Quant aux cendres humaines évoquées par Liz avec décence et majesté, il en avait senti physiquement le goût au fond de sa gorge sèche, près des buchers funéraires de Varanasi dont le vent colportait les restes gris comme un monde sans espoir. Mais seuls les plus favorisés voyaient une vie entière réduite en un tas de poussière. Les indigents, les laissés-pour-compte, manquaient de gasoil et de bois pour achever la combustion des cadavres, généralement les membres de leur famille décédés précocement sur le chemin de leur misère. Ainsi les silhouettes noircies de corps décharnés échouaient fréquemment dans une fosse remplie d’ossements ou le fond trouble d’une rivière soi-disant sacrée. Jamais Max n’oublierait l’odeur de la chair calcinée qui avait empli ses narines et ses poumons jusqu’à l’écœurement, plus horrible encore que la vision d’hommes, femmes et enfants sans vie dévorés par les flammes.

Un élan de compassion gonfla la poitrine du voyageur que les paroles de Liz avaient touché. Ses yeux brûlants de révolte contre les travers de la société moderne s’apaisèrent en contemplant le regard chagrin de l’oratrice. Un instinct ancestral le poussait à tendre la main, à témoigner une solidarité muette, à proposer une oreille attentive si l’envie de se confier lui prenait – en cet instant ou n’importe quel autre.
Liz avait vécu un drame à l’issue fatal, directement ou indirectement lié à cette obscène prise d’otages. À présent, Max en était sûr et certain. Elle portait encore les stigmates profonds de cette tragédie et une forme de pudeur, ou de repli sur soi, l’empêchait de s’exprimer à ce sujet.
Les mains de Max restèrent pourtant immobiles, sa langue resta figée. Seules ses paupières se plissèrent – contre sa volonté. Qui était-il, sinon le pauvre buveur de bière du Sláinte avec qui elle discutait de tout et de rien – sauf d’elle-même ? Une personne charismatique comme Liz devait vivre entourée d’une myriade d’amis attentionnés, plus intelligents et psychologues que lui. Des gens réellement capables de l’aider, là où il était une simple distraction hebdomadaire.

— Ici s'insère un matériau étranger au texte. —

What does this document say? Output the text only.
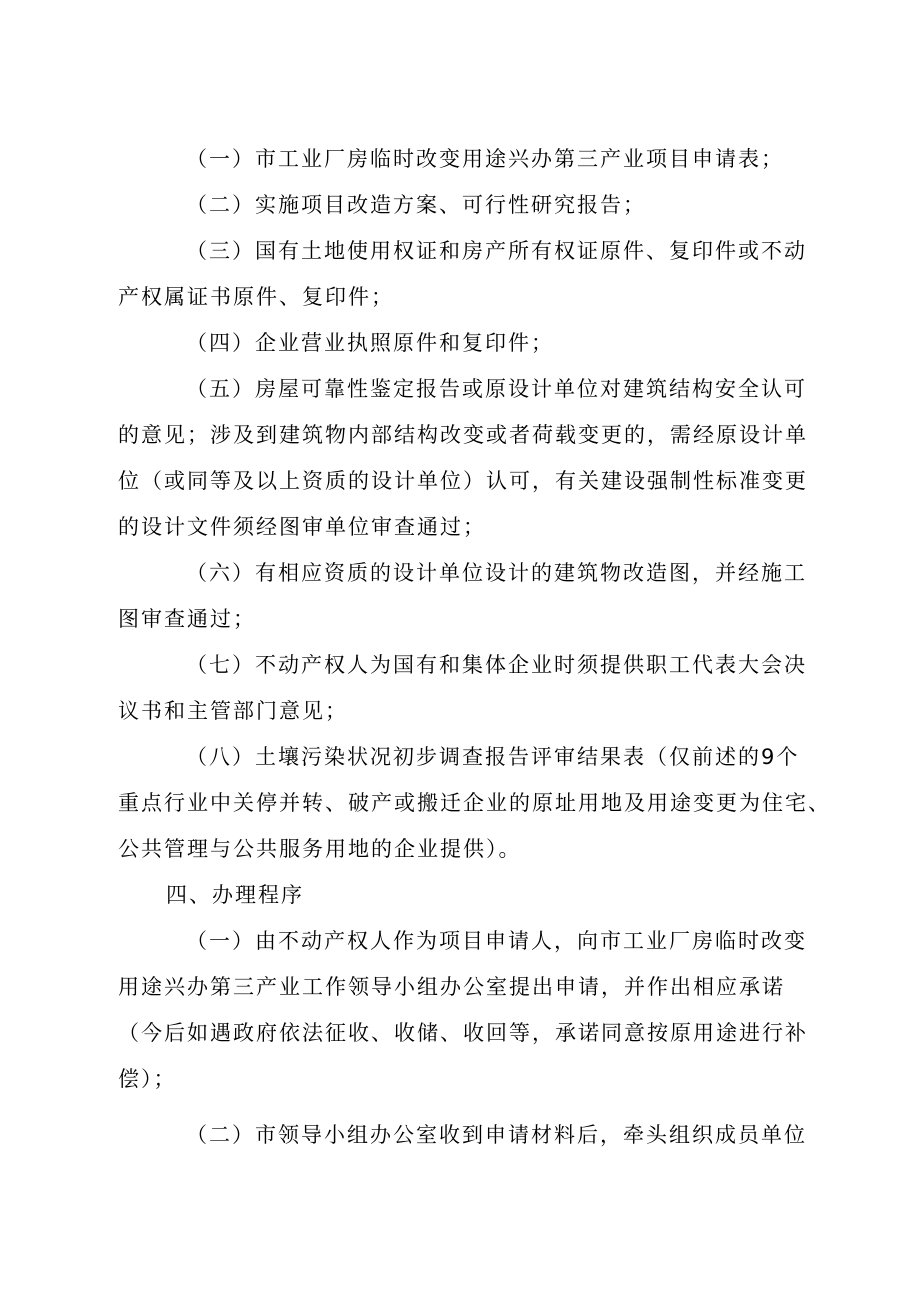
（一）市工业厂房临时改变用途兴办第三产业项目申请表；
（二）实施项目改造方案、可行性研究报告；
（三）国有土地使用权证和房产所有权证原件、复印件或不动
产权属证书原件、复印件；
（四）企业营业执照原件和复印件；
（五）房屋可靠性鉴定报告或原设计单位对建筑结构安全认可
的意见；涉及到建筑物内部结构改变或者荷载变更的，需经原设计单
位（或同等及以上资质的设计单位）认可，有关建设强制性标准变更
的设计文件须经图审单位审查通过；
（六）有相应资质的设计单位设计的建筑物改造图，并经施工
图审查通过；
（七）不动产权人为国有和集体企业时须提供职工代表大会决
议书和主管部门意见；
（八）土壤污染状况初步调查报告评审结果表（仅前述的9个
重点行业中关停并转、破产或搬迁企业的原址用地及用途变更为住宅、
公共管理与公共服务用地的企业提供）。
四、办理程序
（一）由不动产权人作为项目申请人，向市工业厂房临时改变
用途兴办第三产业工作领导小组办公室提出申请，并作出相应承诺
（今后如遇政府依法征收、收储、收回等，承诺同意按原用途进行补
偿）；
（二）市领导小组办公室收到申请材料后，牵头组织成员单位
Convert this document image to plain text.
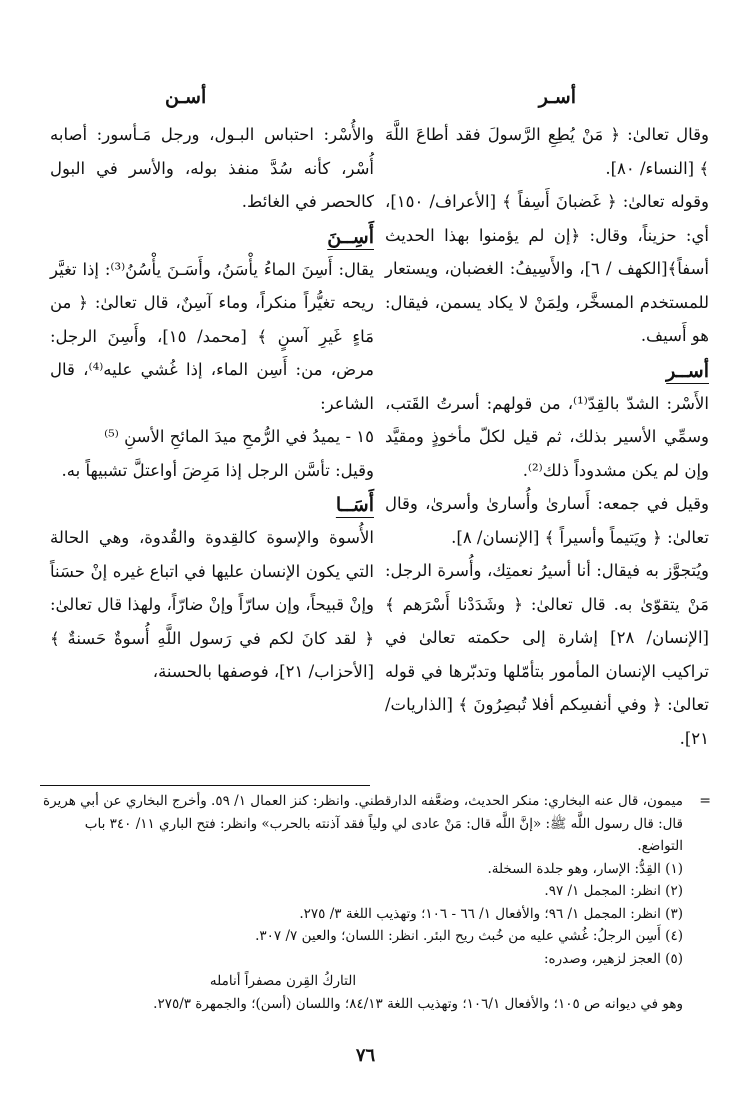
أسـر
أسـن

وقال تعالىٰ: ﴿ مَنْ يُطِعِ الرَّسولَ فقد أطاعَ اللَّهَ ﴾ [النساء/ ٨٠].

وقوله تعالىٰ: ﴿ غَضبانَ أَسِفاً ﴾ [الأعراف/ ١٥٠]، أي: حزيناً، وقال: ﴿إن لم يؤمنوا بهذا الحديث أسفاً﴾[الكهف / ٦]، والأَسِيفُ: الغضبان، ويستعار للمستخدم المسخَّر، ولِمَنْ لا يكاد يسمن، فيقال: هو أَسيف.

أســر

الأَسْر: الشدّ بالقِدّ⁽¹⁾، من قولهم: أسرتُ القَتب، وسمِّي الأسير بذلك، ثم قيل لكلّ مأخوذٍ ومقيَّد وإن لم يكن مشدوداً ذلك⁽²⁾.

وقيل في جمعه: أَسارىٰ وأُسارىٰ وأسرىٰ، وقال تعالىٰ: ﴿ ويَتيماً وأسيراً ﴾ [الإنسان/ ٨].

ويُتجوَّز به فيقال: أنا أسيرُ نعمتِك، وأُسرة الرجل: مَنْ يتقوّىٰ به. قال تعالىٰ: ﴿ وشَدَدْنا أَسْرَهم ﴾ [الإنسان/ ٢٨] إشارة إلى حكمته تعالىٰ في تراكيب الإنسان المأمور بتأمّلها وتدبّرها في قوله تعالىٰ: ﴿ وفي أنفسِكم أفلا تُبصِرُونَ ﴾ [الذاريات/ ٢١].

والأُسْر: احتباس البـول، ورجل مَـأسور: أصابه أُسْر، كأنه سُدَّ منفذ بوله، والأسر في البول كالحصر في الغائط.

أَسِــنَ

يقال: أَسِنَ الماءُ يأْسَنُ، وأَسَـنَ يأْسُنُ⁽³⁾: إذا تغيَّر ريحه تغيُّراً منكراً، وماء آسِنٌ، قال تعالىٰ: ﴿ من مَاءٍ غَيرِ آسنٍ ﴾ [محمد/ ١٥]، وأَسِنَ الرجل: مرض، من: أَسِن الماء، إذا غُشي عليه⁽⁴⁾، قال الشاعر:

١٥ - يميدُ في الرُّمحِ ميدَ المائحِ الأسنِ ⁽⁵⁾

وقيل: تأسَّن الرجل إذا مَرِضَ أواعتلَّ تشبيهاً به.

أَسَــا

الأُسوة والإسوة كالقِدوة والقُدوة، وهي الحالة التي يكون الإنسان عليها في اتباع غيره إنْ حسَناً وإنْ قبيحاً، وإن سارّاً وإنْ ضارّاً، ولهذا قال تعالىٰ: ﴿ لقد كانَ لكم في رَسول اللَّهِ أُسوةٌ حَسنةٌ ﴾ [الأحزاب/ ٢١]، فوصفها بالحسنة،

=
ميمون، قال عنه البخاري: منكر الحديث، وضعَّفه الدارقطني. وانظر: كنز العمال ١/ ٥٩. وأخرج البخاري عن أبي هريرة قال: قال رسول اللَّه ﷺ: «إنَّ اللَّه قال: مَنْ عادى لي ولياً فقد آذنته بالحرب» وانظر: فتح الباري ١١/ ٣٤٠ باب التواضع.
(١) القِدُّ: الإسار، وهو جلدة السخلة.
(٢) انظر: المجمل ١/ ٩٧.
(٣) انظر: المجمل ١/ ٩٦؛ والأفعال ١/ ٦٦ - ١٠٦؛ وتهذيب اللغة ٣/ ٢٧٥.
(٤) أَسِن الرجلُ: غُشي عليه من خُبث ريح البئر. انظر: اللسان؛ والعين ٧/ ٣٠٧.
(٥) العجز لزهير، وصدره:
التاركُ القِرن مصفراً أنامله
وهو في ديوانه ص ١٠٥؛ والأفعال ١٠٦/١؛ وتهذيب اللغة ٨٤/١٣؛ واللسان (أسن)؛ والجمهرة ٢٧٥/٣.
٧٦
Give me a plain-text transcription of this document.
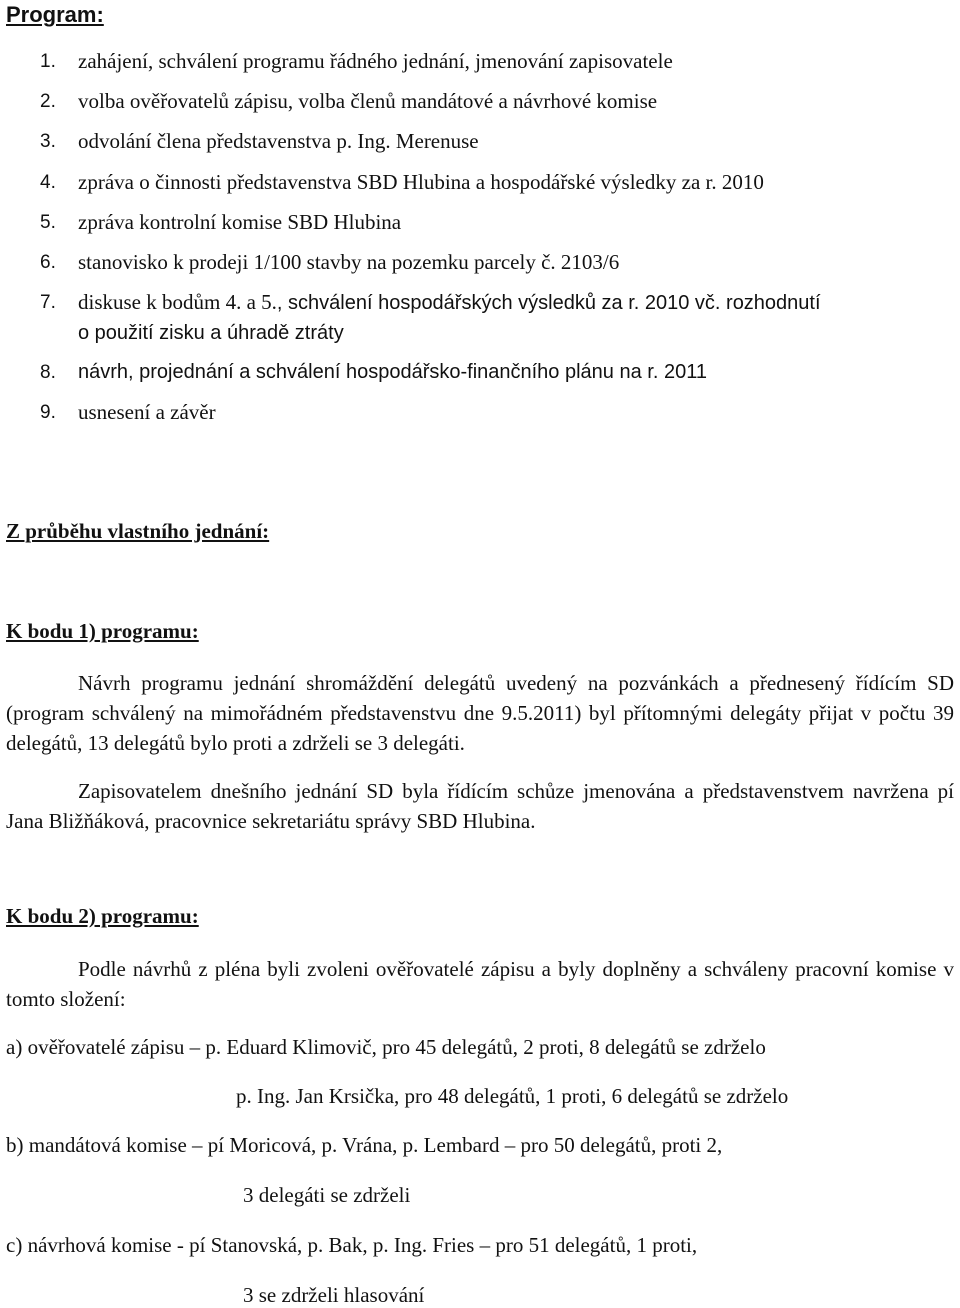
Program:
1. zahájení, schválení programu řádného jednání, jmenování zapisovatele
2. volba ověřovatelů zápisu, volba členů mandátové a návrhové komise
3. odvolání člena představenstva p. Ing. Merenuse
4. zpráva o činnosti představenstva SBD Hlubina a hospodářské výsledky za r. 2010
5. zpráva kontrolní komise SBD Hlubina
6. stanovisko k prodeji 1/100 stavby na pozemku parcely č. 2103/6
7. diskuse k bodům 4. a 5., schválení hospodářských výsledků za r. 2010 vč. rozhodnutí
o použití zisku a úhradě ztráty
8. návrh, projednání a schválení hospodářsko-finančního plánu na r. 2011
9. usnesení a závěr
Z průběhu vlastního jednání:
K bodu 1) programu:
Návrh programu jednání shromáždění delegátů uvedený na pozvánkách a přednesený řídícím SD (program schválený na mimořádném představenstvu dne 9.5.2011) byl přítomnými delegáty přijat v počtu 39 delegátů, 13 delegátů bylo proti a zdrželi se 3 delegáti.
Zapisovatelem dnešního jednání SD byla řídícím schůze jmenována a představenstvem navržena pí Jana Bližňáková, pracovnice sekretariátu správy SBD Hlubina.
K bodu 2) programu:
Podle návrhů z pléna byli zvoleni ověřovatelé zápisu a byly doplněny a schváleny pracovní komise v tomto složení:
a) ověřovatelé zápisu – p. Eduard Klimovič, pro 45 delegátů, 2 proti, 8 delegátů se zdrželo
p. Ing. Jan Krsička, pro 48 delegátů, 1 proti, 6 delegátů se zdrželo
b) mandátová komise – pí Moricová, p. Vrána, p. Lembard – pro 50 delegátů, proti 2,
3 delegáti se zdrželi
c) návrhová komise - pí Stanovská, p. Bak, p. Ing. Fries – pro 51 delegátů, 1 proti,
3 se zdrželi hlasování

Ainsi, l’homme fut ravi de voir la brune virer à l’incarnadin en réponse à sa proposition. Le teint jailli de l’émotion accentuait les taches de rousseur qui constellait son visage, figure délicieusement expressive dans un monde où les bons citoyens se paraient d’un masque jusqu’au sein de leur foyer. Ce changement d’attitude lui donnait l’air sauvage d’une femelle léopard au pelage moucheté, dont la patte farouche et résolue se posa immédiatement sur le mystérieux carnet comme un quartier de viande dûment acquis.
Pas touche ! semblait-elle dire.
Évidemment, l’injonction muette attisait la curiosité de Max.
Quelques mots blablabla… souffla-t-elle sans grande conviction.
Évidemment, cette piètre répartie poussa la curiosité de Max à son comble.
S’il ne désirait aucunement forcer Liz, son enthousiasme candide rehaussé d’une fervente admiration était trop vif pour battre si tôt en retraite. Dès leur première rencontre, Max avait perçu en cette humble trentenaire l’âme d’un génie incompris. La plupart des artistes ne mesuraient guère la portée et la puissance de leur création. Ainsi imaginait-il les pages de son carnet brodées d’or, le plus pur et le plus éclatant qui fût.
En ce moment historique, le livreur se montra plus éloquent que sa partenaire de beuveries animées.
« Les plus beaux poèmes, récits et essais jamais écrits sont des assemblages de mots. Et bien souvent, leurs auteurs en sont les plus sévères critiques. D’une façon qui échappe au commun des mortels, parfois insolite, parfois douloureuse, les artistes sont capables de s’élever jusqu’aux plus hautes sphères accessibles à l’esprit humain. C’est un monde de lumière et de beauté où nagent les formes et les idées qui inspirent l’humanité, depuis les premières peintures rupestres jusqu’aux insolents écrits visionnaires de William Blake. Alors ne sois pas dure envers toi-même, si tu ne parviens pas à retranscrire parfaitement l’essence de ce que ton esprit aura capté. »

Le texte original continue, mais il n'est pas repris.